Here clearly active in the role of community instigator where government is seen as paying for everything, setting fires, arsonist, basically, then off to the next one, while holding the position of president of the United States ostensibly representing all legal citizens, including middle class workers and chief among those young workers starting out and high among those, students with onerous loans. Imagine starting out economic life that deeply in debt then seeing your own president instigate for increased labor pool diluting your chances to recover making your dreams more distant all the while telling you he's doing you a favor.
Allow me to relate this from a young white guy's point of view, I used to be one of those so I know. Not this exact thing, I'm tired of that, but something else related. A comparison, if you like. At fifteen in Colorado I became eligible for driver's permit. I already knew how drive from living in Louisiana previously but I was back to square one in Colorado and that required a test. Both tests in Louisiana and Colorado were rigorous. You had to know all the rules of the road, recognize shapes of signs, hand signals, lengths for stopping, how weather changes things, acceptable alcohol levels, the names of alcohol levels, the abbreviations for them, the rules for motorcycles, for trucks, stopping distances for trucks, things related to chauffeurs licenses. The booklet was thorough. The test was four pages, a serious business all around.
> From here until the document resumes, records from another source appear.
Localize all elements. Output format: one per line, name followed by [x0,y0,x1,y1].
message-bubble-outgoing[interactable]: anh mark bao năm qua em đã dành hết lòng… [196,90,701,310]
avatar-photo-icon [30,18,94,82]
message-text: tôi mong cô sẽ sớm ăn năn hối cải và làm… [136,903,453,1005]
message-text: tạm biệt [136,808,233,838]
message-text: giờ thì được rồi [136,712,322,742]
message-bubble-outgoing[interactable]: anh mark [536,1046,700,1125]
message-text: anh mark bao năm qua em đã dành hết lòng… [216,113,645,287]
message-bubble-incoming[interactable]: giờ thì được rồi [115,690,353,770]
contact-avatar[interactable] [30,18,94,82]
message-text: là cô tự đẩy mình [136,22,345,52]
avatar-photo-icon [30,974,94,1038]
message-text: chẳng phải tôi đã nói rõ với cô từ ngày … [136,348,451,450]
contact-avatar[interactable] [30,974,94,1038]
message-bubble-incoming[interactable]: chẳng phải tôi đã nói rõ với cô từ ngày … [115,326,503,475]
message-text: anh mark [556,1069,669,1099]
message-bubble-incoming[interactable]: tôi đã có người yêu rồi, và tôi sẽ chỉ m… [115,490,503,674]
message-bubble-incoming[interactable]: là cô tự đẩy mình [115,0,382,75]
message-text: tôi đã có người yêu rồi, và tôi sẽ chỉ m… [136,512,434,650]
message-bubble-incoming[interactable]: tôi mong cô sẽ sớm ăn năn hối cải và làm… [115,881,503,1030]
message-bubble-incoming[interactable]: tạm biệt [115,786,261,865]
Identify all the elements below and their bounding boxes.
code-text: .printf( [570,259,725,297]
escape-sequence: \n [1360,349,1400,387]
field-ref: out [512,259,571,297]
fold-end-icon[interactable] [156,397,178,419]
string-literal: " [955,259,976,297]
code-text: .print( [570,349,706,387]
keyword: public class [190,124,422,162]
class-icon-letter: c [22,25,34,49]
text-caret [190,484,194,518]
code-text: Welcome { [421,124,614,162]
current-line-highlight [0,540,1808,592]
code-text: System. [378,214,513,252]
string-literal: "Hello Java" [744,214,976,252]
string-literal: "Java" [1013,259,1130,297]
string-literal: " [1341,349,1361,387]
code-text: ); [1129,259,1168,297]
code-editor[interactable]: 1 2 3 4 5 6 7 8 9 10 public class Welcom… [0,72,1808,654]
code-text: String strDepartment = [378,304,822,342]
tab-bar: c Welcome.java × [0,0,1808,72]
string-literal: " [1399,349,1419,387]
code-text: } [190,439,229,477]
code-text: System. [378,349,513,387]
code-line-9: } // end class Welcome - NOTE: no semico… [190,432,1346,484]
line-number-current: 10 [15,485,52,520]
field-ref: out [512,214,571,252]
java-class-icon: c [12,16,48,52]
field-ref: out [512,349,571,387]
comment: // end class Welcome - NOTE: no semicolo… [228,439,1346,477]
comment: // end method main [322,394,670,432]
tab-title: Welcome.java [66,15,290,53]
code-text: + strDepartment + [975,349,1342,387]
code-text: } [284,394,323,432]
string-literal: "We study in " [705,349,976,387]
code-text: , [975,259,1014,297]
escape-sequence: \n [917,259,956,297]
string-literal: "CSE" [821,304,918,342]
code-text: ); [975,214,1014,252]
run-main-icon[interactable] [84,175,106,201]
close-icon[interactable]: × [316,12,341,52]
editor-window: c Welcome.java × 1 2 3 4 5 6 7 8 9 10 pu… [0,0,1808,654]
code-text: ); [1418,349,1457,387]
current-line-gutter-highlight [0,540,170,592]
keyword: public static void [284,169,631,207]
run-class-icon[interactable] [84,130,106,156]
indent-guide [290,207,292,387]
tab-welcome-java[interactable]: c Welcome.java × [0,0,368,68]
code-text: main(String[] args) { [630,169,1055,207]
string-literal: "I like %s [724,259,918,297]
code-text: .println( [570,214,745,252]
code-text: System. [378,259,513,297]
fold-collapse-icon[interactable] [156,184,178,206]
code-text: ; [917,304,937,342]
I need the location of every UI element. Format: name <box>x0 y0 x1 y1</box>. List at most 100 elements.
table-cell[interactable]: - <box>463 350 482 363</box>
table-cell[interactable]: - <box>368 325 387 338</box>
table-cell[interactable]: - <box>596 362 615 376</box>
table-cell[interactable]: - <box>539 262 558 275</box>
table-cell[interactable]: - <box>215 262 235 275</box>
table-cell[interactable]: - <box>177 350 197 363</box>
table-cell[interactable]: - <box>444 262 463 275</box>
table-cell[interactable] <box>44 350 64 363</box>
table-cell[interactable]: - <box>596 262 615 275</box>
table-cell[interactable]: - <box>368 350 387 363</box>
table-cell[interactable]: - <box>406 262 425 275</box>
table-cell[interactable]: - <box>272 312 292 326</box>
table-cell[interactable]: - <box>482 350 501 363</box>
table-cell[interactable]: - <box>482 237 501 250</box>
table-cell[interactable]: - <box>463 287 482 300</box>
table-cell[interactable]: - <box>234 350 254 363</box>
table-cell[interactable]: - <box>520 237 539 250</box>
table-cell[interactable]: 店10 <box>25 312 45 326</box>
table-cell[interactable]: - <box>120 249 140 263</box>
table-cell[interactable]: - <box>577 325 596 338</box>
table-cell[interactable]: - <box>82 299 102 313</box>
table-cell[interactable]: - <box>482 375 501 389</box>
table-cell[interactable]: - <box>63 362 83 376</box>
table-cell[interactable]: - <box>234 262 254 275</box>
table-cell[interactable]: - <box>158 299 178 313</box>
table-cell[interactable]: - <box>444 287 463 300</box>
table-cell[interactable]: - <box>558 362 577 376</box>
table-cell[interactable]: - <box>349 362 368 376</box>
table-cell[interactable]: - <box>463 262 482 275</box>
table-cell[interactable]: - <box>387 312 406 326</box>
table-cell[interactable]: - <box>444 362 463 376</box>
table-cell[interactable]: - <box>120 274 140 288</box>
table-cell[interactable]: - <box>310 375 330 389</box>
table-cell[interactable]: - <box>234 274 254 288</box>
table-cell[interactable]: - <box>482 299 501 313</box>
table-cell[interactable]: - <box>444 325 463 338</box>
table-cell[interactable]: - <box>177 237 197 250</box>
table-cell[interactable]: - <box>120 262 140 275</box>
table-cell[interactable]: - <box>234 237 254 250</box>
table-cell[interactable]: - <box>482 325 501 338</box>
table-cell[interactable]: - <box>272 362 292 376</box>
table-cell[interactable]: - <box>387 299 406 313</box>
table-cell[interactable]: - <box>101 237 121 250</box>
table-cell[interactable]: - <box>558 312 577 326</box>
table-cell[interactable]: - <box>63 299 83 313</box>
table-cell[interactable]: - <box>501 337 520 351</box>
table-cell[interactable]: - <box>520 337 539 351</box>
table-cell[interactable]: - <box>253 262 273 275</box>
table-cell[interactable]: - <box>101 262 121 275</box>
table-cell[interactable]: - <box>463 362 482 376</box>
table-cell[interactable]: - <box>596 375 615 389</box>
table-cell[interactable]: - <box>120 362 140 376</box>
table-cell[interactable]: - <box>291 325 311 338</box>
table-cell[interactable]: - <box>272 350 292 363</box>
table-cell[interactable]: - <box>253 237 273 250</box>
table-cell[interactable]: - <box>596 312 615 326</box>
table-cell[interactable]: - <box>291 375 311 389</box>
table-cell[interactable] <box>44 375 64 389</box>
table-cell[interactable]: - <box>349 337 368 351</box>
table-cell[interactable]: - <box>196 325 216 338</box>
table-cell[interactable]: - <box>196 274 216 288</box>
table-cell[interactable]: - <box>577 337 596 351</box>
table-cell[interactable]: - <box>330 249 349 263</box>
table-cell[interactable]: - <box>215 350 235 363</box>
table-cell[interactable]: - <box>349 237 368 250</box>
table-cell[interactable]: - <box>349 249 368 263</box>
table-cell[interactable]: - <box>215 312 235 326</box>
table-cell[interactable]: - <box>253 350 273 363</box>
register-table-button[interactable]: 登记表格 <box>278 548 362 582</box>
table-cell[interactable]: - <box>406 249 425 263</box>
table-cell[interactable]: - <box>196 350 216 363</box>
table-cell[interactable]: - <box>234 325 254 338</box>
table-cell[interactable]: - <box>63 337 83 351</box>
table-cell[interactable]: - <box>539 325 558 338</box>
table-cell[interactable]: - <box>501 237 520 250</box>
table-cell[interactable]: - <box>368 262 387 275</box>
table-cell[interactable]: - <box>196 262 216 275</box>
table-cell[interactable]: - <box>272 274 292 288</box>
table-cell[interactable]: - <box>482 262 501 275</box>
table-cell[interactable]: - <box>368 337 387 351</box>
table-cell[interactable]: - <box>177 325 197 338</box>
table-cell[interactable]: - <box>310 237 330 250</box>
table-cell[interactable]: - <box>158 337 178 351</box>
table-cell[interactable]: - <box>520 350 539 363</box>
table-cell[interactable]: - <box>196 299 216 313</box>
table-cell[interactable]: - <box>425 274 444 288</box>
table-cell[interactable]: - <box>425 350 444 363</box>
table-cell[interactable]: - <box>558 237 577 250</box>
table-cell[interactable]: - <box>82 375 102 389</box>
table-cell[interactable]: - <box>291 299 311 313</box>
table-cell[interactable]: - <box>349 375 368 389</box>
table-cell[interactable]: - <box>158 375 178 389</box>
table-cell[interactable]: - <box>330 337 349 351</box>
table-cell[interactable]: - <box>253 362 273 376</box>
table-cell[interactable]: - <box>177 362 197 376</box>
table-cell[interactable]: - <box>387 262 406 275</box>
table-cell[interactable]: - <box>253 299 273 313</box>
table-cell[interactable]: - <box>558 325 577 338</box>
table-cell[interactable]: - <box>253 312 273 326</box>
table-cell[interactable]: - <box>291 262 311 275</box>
The next decade I was required to take the test again. The booklet shrunk considerably and now there is not near the emphasis on alcohol. The test itself is one page xeroxed copied, designed for the lowest denominator that might be found on the roads and might not necessarily speak English. And the test site itself, on Mississippi St., may as well be located in Mexico. A friendly lively bustling place of happiness where everybody passes their test.
Also, a favorite employee here is from Mexico. She speaks Spanish to me all the time, and corrects me all over the place. That's how we're friends. Oddly, her name is Olga. Then suddenly she was gone. I missed her and asked where she went. "She's gone."
Months elapsed. Over half a year. Suddenly Olga came back and it's a happy reunion and everyone is filled with affection. I ask, "Where you been?" And she answered, "I been gone."